Whilst Valencia is a central hub of commerce, business, tourism and nightlife on the Spanish east coast, it is also a market town at heart. Every weekend there are countless markets going on all over the city, and there are always new delicacies on offer. Cheese and cured meats are a staple of Spanish food, and so the market style of browsing, touching, tasting and trying all kinds of varieties is perfectly suited to this kind of food. The Spanish are also an incredibly social and community-led people in general, and this only furthers the love and importance of markets in the country.

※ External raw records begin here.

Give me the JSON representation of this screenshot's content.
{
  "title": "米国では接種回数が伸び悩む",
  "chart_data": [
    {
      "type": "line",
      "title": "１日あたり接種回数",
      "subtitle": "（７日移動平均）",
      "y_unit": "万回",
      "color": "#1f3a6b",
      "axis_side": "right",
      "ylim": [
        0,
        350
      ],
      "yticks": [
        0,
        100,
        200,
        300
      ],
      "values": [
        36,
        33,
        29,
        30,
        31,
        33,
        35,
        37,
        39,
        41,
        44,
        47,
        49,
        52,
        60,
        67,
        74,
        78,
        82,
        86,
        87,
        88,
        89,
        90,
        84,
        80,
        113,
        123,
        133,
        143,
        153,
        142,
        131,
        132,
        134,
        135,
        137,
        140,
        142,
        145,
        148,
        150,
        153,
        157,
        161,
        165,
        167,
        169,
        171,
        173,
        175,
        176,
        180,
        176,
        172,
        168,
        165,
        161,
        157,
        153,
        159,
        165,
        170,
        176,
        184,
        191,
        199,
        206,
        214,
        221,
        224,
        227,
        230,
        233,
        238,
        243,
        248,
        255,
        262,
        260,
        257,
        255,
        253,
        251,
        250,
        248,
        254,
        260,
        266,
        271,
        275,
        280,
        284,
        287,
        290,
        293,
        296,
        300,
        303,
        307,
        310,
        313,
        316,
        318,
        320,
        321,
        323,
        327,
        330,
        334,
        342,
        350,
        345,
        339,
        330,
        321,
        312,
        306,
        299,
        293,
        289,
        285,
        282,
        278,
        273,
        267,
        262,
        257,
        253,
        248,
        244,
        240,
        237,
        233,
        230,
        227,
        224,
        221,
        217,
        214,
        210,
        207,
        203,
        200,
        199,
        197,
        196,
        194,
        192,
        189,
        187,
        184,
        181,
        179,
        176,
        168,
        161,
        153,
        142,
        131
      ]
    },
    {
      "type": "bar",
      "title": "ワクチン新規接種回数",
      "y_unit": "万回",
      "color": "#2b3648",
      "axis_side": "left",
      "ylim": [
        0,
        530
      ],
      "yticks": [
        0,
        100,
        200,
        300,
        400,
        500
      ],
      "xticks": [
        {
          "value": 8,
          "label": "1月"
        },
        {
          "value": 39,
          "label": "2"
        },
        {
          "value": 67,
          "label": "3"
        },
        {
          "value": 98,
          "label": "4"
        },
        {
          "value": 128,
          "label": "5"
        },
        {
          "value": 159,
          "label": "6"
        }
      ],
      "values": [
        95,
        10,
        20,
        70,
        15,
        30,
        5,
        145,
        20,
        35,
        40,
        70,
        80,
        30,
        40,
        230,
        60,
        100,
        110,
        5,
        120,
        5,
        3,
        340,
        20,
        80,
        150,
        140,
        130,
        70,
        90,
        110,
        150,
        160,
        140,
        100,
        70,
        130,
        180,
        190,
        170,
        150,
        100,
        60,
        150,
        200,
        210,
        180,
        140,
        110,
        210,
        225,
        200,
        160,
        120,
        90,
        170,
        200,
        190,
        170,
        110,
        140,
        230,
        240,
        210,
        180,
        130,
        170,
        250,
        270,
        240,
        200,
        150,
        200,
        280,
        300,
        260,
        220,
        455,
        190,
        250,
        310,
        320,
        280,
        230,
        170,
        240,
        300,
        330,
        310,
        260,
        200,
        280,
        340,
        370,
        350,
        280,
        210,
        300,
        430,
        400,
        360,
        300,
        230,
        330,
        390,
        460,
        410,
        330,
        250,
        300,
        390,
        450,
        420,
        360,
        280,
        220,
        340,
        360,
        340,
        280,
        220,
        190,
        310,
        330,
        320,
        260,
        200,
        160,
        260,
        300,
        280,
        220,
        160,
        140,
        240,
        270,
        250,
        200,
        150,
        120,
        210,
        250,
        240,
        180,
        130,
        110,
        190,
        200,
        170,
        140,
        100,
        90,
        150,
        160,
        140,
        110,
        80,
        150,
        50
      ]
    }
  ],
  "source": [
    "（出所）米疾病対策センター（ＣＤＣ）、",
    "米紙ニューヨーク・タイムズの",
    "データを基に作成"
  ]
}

Cover photo credit @ VitalyEdush
The largest and best-known of these markets in Valencia is the Mercat Central in the city centre. Right next to one of the most beautiful areas in the city, and leading into the old town of Valencia with the stunning cathedral, the market is fantastically located. It really does sit right where you would want it to, creating a bridge between the small streets of the old town and the newer roads and areas of the Plaza Del Ayuntamiento (the central meeting point, festival and party spot and also plenty of great restaurants).

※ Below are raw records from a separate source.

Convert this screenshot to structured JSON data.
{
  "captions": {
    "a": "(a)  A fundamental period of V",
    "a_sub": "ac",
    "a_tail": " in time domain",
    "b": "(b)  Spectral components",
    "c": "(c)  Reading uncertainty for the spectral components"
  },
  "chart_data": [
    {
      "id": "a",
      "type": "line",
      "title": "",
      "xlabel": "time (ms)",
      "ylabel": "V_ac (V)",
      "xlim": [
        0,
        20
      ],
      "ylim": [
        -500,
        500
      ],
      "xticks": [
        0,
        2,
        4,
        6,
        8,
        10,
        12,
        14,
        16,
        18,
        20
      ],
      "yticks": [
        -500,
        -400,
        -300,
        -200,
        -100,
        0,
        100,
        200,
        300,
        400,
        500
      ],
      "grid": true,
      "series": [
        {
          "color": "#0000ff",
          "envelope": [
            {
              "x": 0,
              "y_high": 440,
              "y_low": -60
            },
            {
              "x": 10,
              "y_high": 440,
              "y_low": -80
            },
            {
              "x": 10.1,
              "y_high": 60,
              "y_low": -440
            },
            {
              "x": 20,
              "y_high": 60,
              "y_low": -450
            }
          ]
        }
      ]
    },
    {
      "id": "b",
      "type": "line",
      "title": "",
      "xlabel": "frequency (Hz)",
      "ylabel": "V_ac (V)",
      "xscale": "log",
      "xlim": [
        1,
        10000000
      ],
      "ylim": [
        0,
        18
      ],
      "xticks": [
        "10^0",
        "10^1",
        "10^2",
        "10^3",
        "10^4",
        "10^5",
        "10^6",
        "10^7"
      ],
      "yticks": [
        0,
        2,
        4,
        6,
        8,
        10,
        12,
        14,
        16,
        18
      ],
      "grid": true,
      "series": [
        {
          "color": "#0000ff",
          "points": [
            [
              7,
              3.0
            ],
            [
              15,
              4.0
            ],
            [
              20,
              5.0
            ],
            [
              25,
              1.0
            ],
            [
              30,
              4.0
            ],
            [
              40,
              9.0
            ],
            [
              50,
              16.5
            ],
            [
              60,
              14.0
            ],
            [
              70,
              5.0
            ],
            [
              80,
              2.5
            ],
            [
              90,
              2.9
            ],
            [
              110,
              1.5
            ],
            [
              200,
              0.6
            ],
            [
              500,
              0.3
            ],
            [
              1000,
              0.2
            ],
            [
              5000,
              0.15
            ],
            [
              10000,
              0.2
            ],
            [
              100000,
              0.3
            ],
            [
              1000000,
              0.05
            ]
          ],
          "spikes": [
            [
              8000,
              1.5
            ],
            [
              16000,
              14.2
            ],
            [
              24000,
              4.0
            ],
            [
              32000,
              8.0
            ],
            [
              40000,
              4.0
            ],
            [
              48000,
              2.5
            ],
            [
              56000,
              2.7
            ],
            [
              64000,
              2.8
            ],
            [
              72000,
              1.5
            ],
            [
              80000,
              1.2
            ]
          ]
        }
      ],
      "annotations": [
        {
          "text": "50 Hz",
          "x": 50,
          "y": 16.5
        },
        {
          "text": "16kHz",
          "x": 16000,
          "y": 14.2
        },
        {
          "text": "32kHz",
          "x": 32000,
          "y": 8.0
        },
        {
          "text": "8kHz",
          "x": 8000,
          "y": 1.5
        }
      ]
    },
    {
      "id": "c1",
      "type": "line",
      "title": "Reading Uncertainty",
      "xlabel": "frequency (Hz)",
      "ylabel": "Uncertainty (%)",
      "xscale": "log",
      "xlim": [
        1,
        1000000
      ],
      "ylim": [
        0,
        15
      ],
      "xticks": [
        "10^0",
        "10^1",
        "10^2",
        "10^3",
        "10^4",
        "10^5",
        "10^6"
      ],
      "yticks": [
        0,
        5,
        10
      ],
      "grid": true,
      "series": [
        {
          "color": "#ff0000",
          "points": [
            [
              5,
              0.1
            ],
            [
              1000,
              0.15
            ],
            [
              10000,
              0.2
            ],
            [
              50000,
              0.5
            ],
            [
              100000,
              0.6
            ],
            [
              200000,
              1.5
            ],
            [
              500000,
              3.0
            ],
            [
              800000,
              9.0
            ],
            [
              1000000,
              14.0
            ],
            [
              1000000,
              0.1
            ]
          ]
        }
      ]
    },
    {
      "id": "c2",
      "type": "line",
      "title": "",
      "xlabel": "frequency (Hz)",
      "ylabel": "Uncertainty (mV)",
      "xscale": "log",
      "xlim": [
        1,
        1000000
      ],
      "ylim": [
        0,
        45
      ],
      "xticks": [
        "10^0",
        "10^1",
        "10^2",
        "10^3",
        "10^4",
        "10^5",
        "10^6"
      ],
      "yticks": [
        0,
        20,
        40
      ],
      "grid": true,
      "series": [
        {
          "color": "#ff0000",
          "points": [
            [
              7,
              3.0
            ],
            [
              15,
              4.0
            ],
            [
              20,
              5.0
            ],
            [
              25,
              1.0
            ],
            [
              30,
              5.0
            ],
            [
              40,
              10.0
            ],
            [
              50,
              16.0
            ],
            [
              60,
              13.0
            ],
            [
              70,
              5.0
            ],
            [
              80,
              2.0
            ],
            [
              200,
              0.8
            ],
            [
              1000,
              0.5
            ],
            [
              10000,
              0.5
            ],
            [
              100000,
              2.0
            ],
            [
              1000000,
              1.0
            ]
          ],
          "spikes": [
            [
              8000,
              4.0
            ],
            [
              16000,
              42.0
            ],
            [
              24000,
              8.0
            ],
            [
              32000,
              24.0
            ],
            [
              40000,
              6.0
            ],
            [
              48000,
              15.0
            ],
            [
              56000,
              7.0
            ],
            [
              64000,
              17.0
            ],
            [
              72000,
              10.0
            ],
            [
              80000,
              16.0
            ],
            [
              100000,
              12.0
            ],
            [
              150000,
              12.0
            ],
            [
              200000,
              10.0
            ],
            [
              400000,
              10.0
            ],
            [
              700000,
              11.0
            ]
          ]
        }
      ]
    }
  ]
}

But the market is not just a tourist spot to see what old Valencia was like, and is actually a fully functioning and busy spot for locals to find the very best quality ingredients, meats and vegetables.
Much like any other market, there are meat, vegetables and then an assortment of other random things. There are plenty of touristy souvenir shops and the like, but if you can ignore these, the rest of the market is a local paradise. My particular favourites are the seafood and meat sections, where you can find the best of what you know... and then plenty of things you've never seen before in your life. Seafood markets are always particularly fascinating for me, as the sea seems to produce animals that look incredibly strange to our neat chicken-eating eyes.
For me the market is one of the best places in the city to find beef - a not that-well-loved meat in Spain. Pork and chicken take the top spots here, and so good beef can be a little hard to find. Not so in the Central Market, which is packed with hanging sides of beef, and knowledgeable butchers who can explain in great detail the cuts of beef and what to do with them for best cooking effect.
The market is also a cool place to try Horchata for the first time. This is a typical Valencian drink that sort of tastes like a sweet nut milkshake, and is made from barley. It's a very popular cool drink that is absolutely ideal for humid and hot summer days.